Where were you when you found out about England’s second national lockdown? It could have been tweets about leaks on Friday evening, or in the next morning’s papers, or watching the hastily arranged press conference on Saturday once the three-hour delay had passed. It was then that we were treated to what felt like several dozen unclear slides about infection rates and so on, ensuring that Boris Johnson didn’t have to answer questions before Strictly, and a speech that talked of “humility” but did not concede that time-limited tough national restrictions might have been a good idea when SAGE first recommended them. To say that the government is failing to learn from its mistakes during this crisis is an understatement.
Johnson appears to have more than one eye on his parliamentary party, as usual. While Tory infighting is serving as a distraction, and likely exacerbating public communication problems, the PM has not got a grip of that either. Like the (mistaken) government focus on balancing lives and livelihoods, allowing potential Tory rebellions to influence Downing Street’s coronavirus decisions only means neither job is done well. Tory backbench committee chair Graham Brady has said he will oppose the plans on Wednesday, as has Esther McVey, and there will be a significant number tempted to rebel particularly with Nigel Farage’s latest anti-lockdown project threatening to stir up scepticism. Labour will be voting in favour of the new measures this week.

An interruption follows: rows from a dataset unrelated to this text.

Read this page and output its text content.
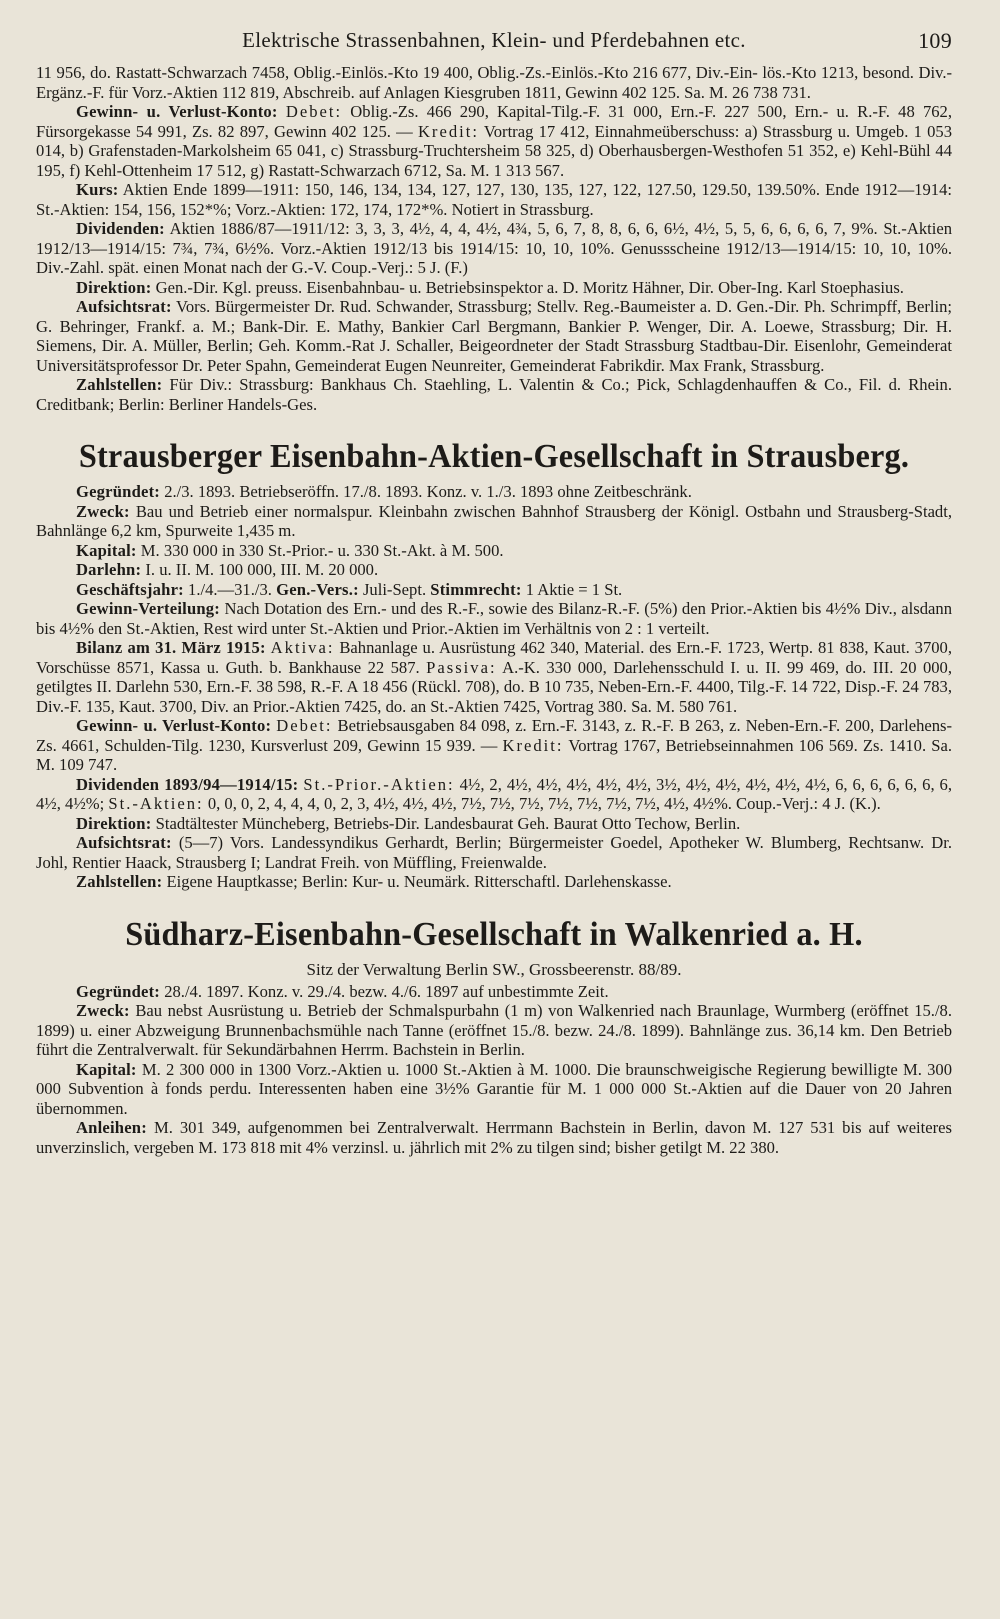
Elektrische Strassenbahnen, Klein- und Pferdebahnen etc.	109

11 956, do. Rastatt-Schwarzach 7458, Oblig.-Einlös.-Kto 19 400, Oblig.-Zs.-Einlös.-Kto 216 677, Div.-Ein- lös.-Kto 1213, besond. Div.-Ergänz.-F. für Vorz.-Aktien 112 819, Abschreib. auf Anlagen Kiesgruben 1811, Gewinn 402 125. Sa. M. 26 738 731.

Gewinn- u. Verlust-Konto: Debet: Oblig.-Zs. 466 290, Kapital-Tilg.-F. 31 000, Ern.-F. 227 500, Ern.- u. R.-F. 48 762, Fürsorgekasse 54 991, Zs. 82 897, Gewinn 402 125. — Kredit: Vortrag 17 412, Einnahmeüberschuss: a) Strassburg u. Umgeb. 1 053 014, b) Grafenstaden-Markolsheim 65 041, c) Strassburg-Truchtersheim 58 325, d) Oberhausbergen-Westhofen 51 352, e) Kehl-Bühl 44 195, f) Kehl-Ottenheim 17 512, g) Rastatt-Schwarzach 6712, Sa. M. 1 313 567.

Kurs: Aktien Ende 1899—1911: 150, 146, 134, 134, 127, 127, 130, 135, 127, 122, 127.50, 129.50, 139.50%. Ende 1912—1914: St.-Aktien: 154, 156, 152*%; Vorz.-Aktien: 172, 174, 172*%. Notiert in Strassburg.

Dividenden: Aktien 1886/87—1911/12: 3, 3, 3, 4½, 4, 4, 4½, 4¾, 5, 6, 7, 8, 8, 6, 6, 6½, 4½, 5, 5, 6, 6, 6, 6, 7, 9%. St.-Aktien 1912/13—1914/15: 7¾, 7¾, 6½%. Vorz.-Aktien 1912/13 bis 1914/15: 10, 10, 10%. Genussscheine 1912/13—1914/15: 10, 10, 10%. Div.-Zahl. spät. einen Monat nach der G.-V. Coup.-Verj.: 5 J. (F.)

Direktion: Gen.-Dir. Kgl. preuss. Eisenbahnbau- u. Betriebsinspektor a. D. Moritz Hähner, Dir. Ober-Ing. Karl Stoephasius.

Aufsichtsrat: Vors. Bürgermeister Dr. Rud. Schwander, Strassburg; Stellv. Reg.-Baumeister a. D. Gen.-Dir. Ph. Schrimpff, Berlin; G. Behringer, Frankf. a. M.; Bank-Dir. E. Mathy, Bankier Carl Bergmann, Bankier P. Wenger, Dir. A. Loewe, Strassburg; Dir. H. Siemens, Dir. A. Müller, Berlin; Geh. Komm.-Rat J. Schaller, Beigeordneter der Stadt Strassburg Stadtbau-Dir. Eisenlohr, Gemeinderat Universitätsprofessor Dr. Peter Spahn, Gemeinderat Eugen Neunreiter, Gemeinderat Fabrikdir. Max Frank, Strassburg.

Zahlstellen: Für Div.: Strassburg: Bankhaus Ch. Staehling, L. Valentin & Co.; Pick, Schlagdenhauffen & Co., Fil. d. Rhein. Creditbank; Berlin: Berliner Handels-Ges.

Strausberger Eisenbahn-Aktien-Gesellschaft in Strausberg.

Gegründet: 2./3. 1893. Betriebseröffn. 17./8. 1893. Konz. v. 1./3. 1893 ohne Zeitbeschränk.

Zweck: Bau und Betrieb einer normalspur. Kleinbahn zwischen Bahnhof Strausberg der Königl. Ostbahn und Strausberg-Stadt, Bahnlänge 6,2 km, Spurweite 1,435 m.

Kapital: M. 330 000 in 330 St.-Prior.- u. 330 St.-Akt. à M. 500.

Darlehn: I. u. II. M. 100 000, III. M. 20 000.

Geschäftsjahr: 1./4.—31./3. Gen.-Vers.: Juli-Sept. Stimmrecht: 1 Aktie = 1 St.

Gewinn-Verteilung: Nach Dotation des Ern.- und des R.-F., sowie des Bilanz-R.-F. (5%) den Prior.-Aktien bis 4½% Div., alsdann bis 4½% den St.-Aktien, Rest wird unter St.-Aktien und Prior.-Aktien im Verhältnis von 2 : 1 verteilt.

Bilanz am 31. März 1915: Aktiva: Bahnanlage u. Ausrüstung 462 340, Material. des Ern.-F. 1723, Wertp. 81 838, Kaut. 3700, Vorschüsse 8571, Kassa u. Guth. b. Bankhause 22 587. Passiva: A.-K. 330 000, Darlehensschuld I. u. II. 99 469, do. III. 20 000, getilgtes II. Darlehn 530, Ern.-F. 38 598, R.-F. A 18 456 (Rückl. 708), do. B 10 735, Neben-Ern.-F. 4400, Tilg.-F. 14 722, Disp.-F. 24 783, Div.-F. 135, Kaut. 3700, Div. an Prior.-Aktien 7425, do. an St.-Aktien 7425, Vortrag 380. Sa. M. 580 761.

Gewinn- u. Verlust-Konto: Debet: Betriebsausgaben 84 098, z. Ern.-F. 3143, z. R.-F. B 263, z. Neben-Ern.-F. 200, Darlehens-Zs. 4661, Schulden-Tilg. 1230, Kursverlust 209, Gewinn 15 939. — Kredit: Vortrag 1767, Betriebseinnahmen 106 569. Zs. 1410. Sa. M. 109 747.

Dividenden 1893/94—1914/15: St.-Prior.-Aktien: 4½, 2, 4½, 4½, 4½, 4½, 4½, 3½, 4½, 4½, 4½, 4½, 4½, 6, 6, 6, 6, 6, 6, 6, 4½, 4½%; St.-Aktien: 0, 0, 0, 2, 4, 4, 4, 0, 2, 3, 4½, 4½, 4½, 7½, 7½, 7½, 7½, 7½, 7½, 7½, 4½, 4½%. Coup.-Verj.: 4 J. (K.).

Direktion: Stadtältester Müncheberg, Betriebs-Dir. Landesbaurat Geh. Baurat Otto Techow, Berlin.

Aufsichtsrat: (5—7) Vors. Landessyndikus Gerhardt, Berlin; Bürgermeister Goedel, Apotheker W. Blumberg, Rechtsanw. Dr. Johl, Rentier Haack, Strausberg I; Landrat Freih. von Müffling, Freienwalde.

Zahlstellen: Eigene Hauptkasse; Berlin: Kur- u. Neumärk. Ritterschaftl. Darlehenskasse.

Südharz-Eisenbahn-Gesellschaft in Walkenried a. H.
Sitz der Verwaltung Berlin SW., Grossbeerenstr. 88/89.

Gegründet: 28./4. 1897. Konz. v. 29./4. bezw. 4./6. 1897 auf unbestimmte Zeit.

Zweck: Bau nebst Ausrüstung u. Betrieb der Schmalspurbahn (1 m) von Walkenried nach Braunlage, Wurmberg (eröffnet 15./8. 1899) u. einer Abzweigung Brunnenbachsmühle nach Tanne (eröffnet 15./8. bezw. 24./8. 1899). Bahnlänge zus. 36,14 km. Den Betrieb führt die Zentralverwalt. für Sekundärbahnen Herrm. Bachstein in Berlin.

Kapital: M. 2 300 000 in 1300 Vorz.-Aktien u. 1000 St.-Aktien à M. 1000. Die braunschweigische Regierung bewilligte M. 300 000 Subvention à fonds perdu. Interessenten haben eine 3½% Garantie für M. 1 000 000 St.-Aktien auf die Dauer von 20 Jahren übernommen.

Anleihen: M. 301 349, aufgenommen bei Zentralverwalt. Herrmann Bachstein in Berlin, davon M. 127 531 bis auf weiteres unverzinslich, vergeben M. 173 818 mit 4% verzinsl. u. jährlich mit 2% zu tilgen sind; bisher getilgt M. 22 380.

Keir Starmer has a clear position on the fresh lockdown: you should have done it sooner as I advised, but better late than never. This is a unifying position on the left. Things are trickier when it comes to schools, however. The National Education Union has unequivocally demanded that schools be included in the four-week lockdown, yet the Labour leader is equally certain that they should stay open as confirmed on Marr. He describes this as “the price of the government’s incompetence”, because a circuit breaker over the October half-term would have enabled a 12-day school shutdown. Andy Burnham and Steve Rotheram are among those Labour figures backing the NEU over Starmer on this issue.
While coronavirus news and announcements affecting millions of lives and livelihoods must be recognised as most important, we must also look at internal developments in Labour the week after the antisemitism report and Jeremy Corbyn’s suspension. Although the equality body found the party responsible for unlawful acts, which bears repeating, the row over the disciplinary action against the former leader is threatening to eclipse the report. Labour left MPs expressed solidarity with Corbyn at a rally on Friday, a statement by seven unions was issued (including Unite, but not UNISON or GMB), and talks were held between Starmer and Len McCluskey over the weekend. I’m told a “way through” was offered and the ball is now in the leader’s court.
Corbyn allies have been remarkably quiet so far overall, but that is partly because there is hope on the party’s left that a way back for Corbyn can be found – either through persuasion or winning the argument on a technical level at the national executive committee (there are still concerns over whether the suspension was conducted correctly, or could be classed as political interference). Concerns will be voiced that only Corbyn was investigated after the Campaign Against Antisemitism submitted complaints against 15 other MPs including a couple of current frontbenchers. As Steve Richards has warned, agree with the suspension or not, a protracted battle that could end in a legal challenge carries risks for the Labour leader who doesn’t want to be seen as inward-looking at a time of national crisis.